Zum Schluss gab es am ersten Tag noch ein Konzert mit Gina und Frauke Pietsch in der Alten Dorfschule Rudow, das nahezu ausverkauft war. Außerdem las Maike Winnemuth vor 70 Zuhörern aus ihrem  Bestseller „Das große Los. Wie ich bei Günther Jauch eine halbe Million gewann und einfach losfuhr“ und beantwortete jede Menge Fragen zum Thema Glück. So erfuhren die Besucher jede Menge interessante Details von Winnemuths Reise in 12 verschiedene Städte der Welt. So, beispielsweise, dass Winnemuth stets hochinteressante Menschen traf, kaum alleine war in der Fremde und sich als Frau sicher bewegen konnte. Spannend war auch, dass sie mit relativ wenig Geld auskam. Neu war, dass sie ihren Blog zur Reise einstellt und sich fortan auf ein neues Abenteuer einlässt. Doch diesmal will sie in Deutschland bleiben und über Deutschland schreiben. Welche Form sie dafür wählen wird, ob Roman oder eher dokumentarisches Sachbuch, steht noch in den Sternen.

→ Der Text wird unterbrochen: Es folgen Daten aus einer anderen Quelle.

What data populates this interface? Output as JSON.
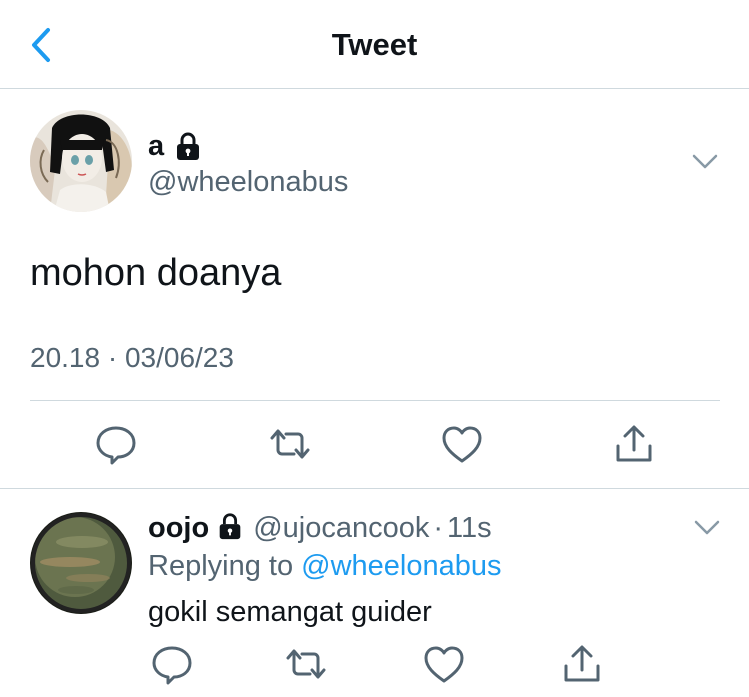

Nach den Lesungen trafen wir noch Mutter und Tochter Pietsch beim Italiener – sie waren bestens gelaunt und hochzufrieden mit dem Konzert in Rudow und feierten mit Freunden. Als wir uns gegen Mitternacht auf den Nachhauseweg machten, brannte auch in der Alten Dorfschule noch Licht – auch hier ließen es sich die Konzert- und Rudow liest-Besucher nach dem Pietsch-Konzert noch eine Weile gut gehen.

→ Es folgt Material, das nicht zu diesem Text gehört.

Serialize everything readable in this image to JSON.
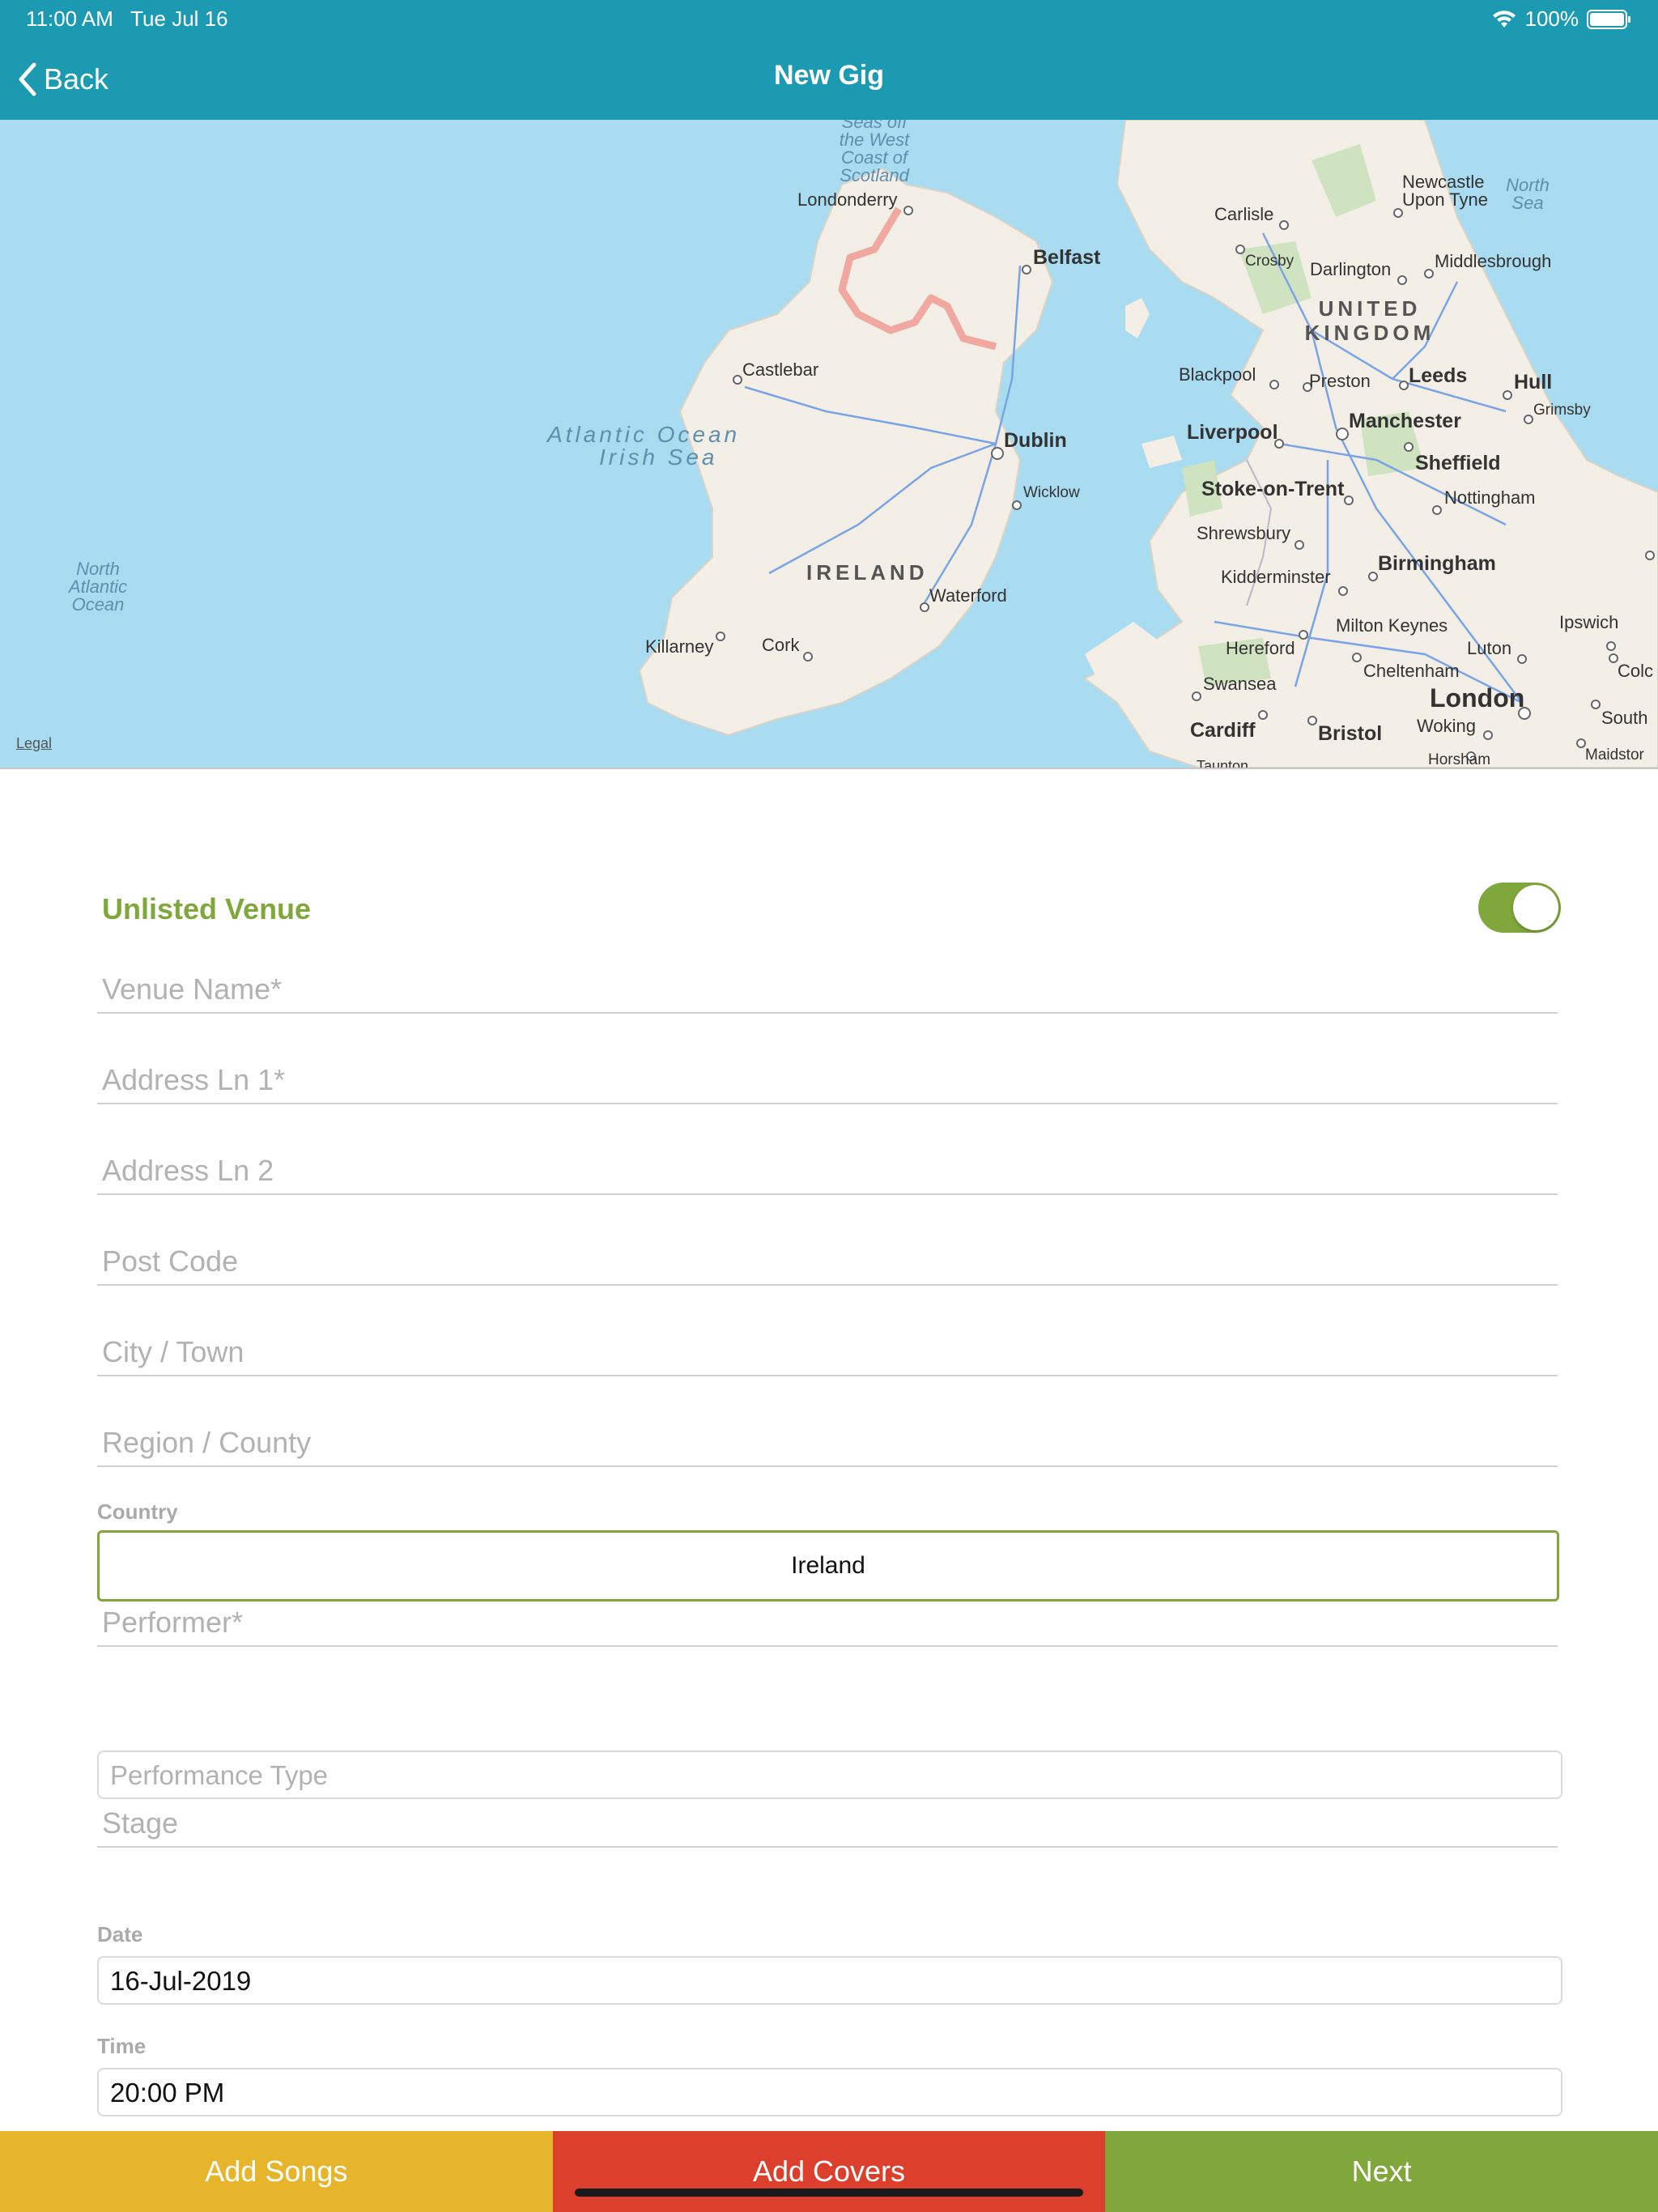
{
  "status_bar": {
    "time": "11:00 AM",
    "date": "Tue Jul 16",
    "battery": "100%"
  },
  "nav": {
    "back_label": "Back",
    "title": "New Gig"
  },
  "map": {
    "legal": "Legal",
    "labels": {
      "seas_west_scotland": "Seas off the West Coast of Scotland",
      "londonderry": "Londonderry",
      "belfast": "Belfast",
      "castlebar": "Castlebar",
      "atlantic_ocean": "Atlantic Ocean",
      "irish_sea": "Irish Sea",
      "dublin": "Dublin",
      "wicklow": "Wicklow",
      "ireland": "IRELAND",
      "waterford": "Waterford",
      "killarney": "Killarney",
      "cork": "Cork",
      "north_atlantic_ocean": "North Atlantic Ocean",
      "carlisle": "Carlisle",
      "newcastle": "Newcastle Upon Tyne",
      "north_sea": "North Sea",
      "crosby": "Crosby",
      "darlington": "Darlington",
      "middlesbrough": "Middlesbrough",
      "united_kingdom": "UNITED KINGDOM",
      "blackpool": "Blackpool",
      "preston": "Preston",
      "leeds": "Leeds",
      "hull": "Hull",
      "grimsby": "Grimsby",
      "liverpool": "Liverpool",
      "manchester": "Manchester",
      "sheffield": "Sheffield",
      "stoke": "Stoke-on-Trent",
      "nottingham": "Nottingham",
      "shrewsbury": "Shrewsbury",
      "birmingham": "Birmingham",
      "kidderminster": "Kidderminster",
      "ipswich": "Ipswich",
      "milton_keynes": "Milton Keynes",
      "hereford": "Hereford",
      "luton": "Luton",
      "colchester": "Colc",
      "cheltenham": "Cheltenham",
      "swansea": "Swansea",
      "london": "London",
      "cardiff": "Cardiff",
      "bristol": "Bristol",
      "woking": "Woking",
      "southend": "South",
      "horsham": "Horsham",
      "maidstone": "Maidstor",
      "taunton": "Taunton"
    }
  },
  "form": {
    "unlisted_venue_label": "Unlisted Venue",
    "unlisted_venue_on": true,
    "venue_name_placeholder": "Venue Name*",
    "address1_placeholder": "Address Ln 1*",
    "address2_placeholder": "Address Ln 2",
    "post_code_placeholder": "Post Code",
    "city_placeholder": "City / Town",
    "region_placeholder": "Region / County",
    "country_label": "Country",
    "country_value": "Ireland",
    "performer_placeholder": "Performer*",
    "performance_type_placeholder": "Performance Type",
    "stage_placeholder": "Stage",
    "date_label": "Date",
    "date_value": "16-Jul-2019",
    "time_label": "Time",
    "time_value": "20:00 PM"
  },
  "bottom_bar": {
    "add_songs": "Add Songs",
    "add_covers": "Add Covers",
    "next": "Next",
    "colors": {
      "add_songs": "#e6b52c",
      "add_covers": "#dc402c",
      "next": "#80a73c"
    }
  },
  "colors": {
    "accent": "#1c9ab1",
    "green": "#80a73c"
  }
}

Am Folgetag mussten auch die letzten Klappstühle herausgeholt werden, weil der Andrang zur Lesung von Hans Karl Schmidt Jung und Alt anlockte. Der immer noch aktive Radiomoderator bot den Besuchern mit seinen „Berliner Geschichten, Zwischen Bomben und Bienenstich“ einen Einblick in eine Kindheit und Jugend unter der Nazi-Diktatur und dem Krieg. Allein dem Berliner Charme und Witz des Autors sowie der Fähigkeit des Radiomoderators Hans Karl-Schmidt alias „Atze ist es zu verdanken, dass die Geschichten nicht zuviel Trauer auslösten. So wurde die Lesung eine überaus vergnügliche, aber auch nachdenkliche Reise in die deutsche Vergangenheit.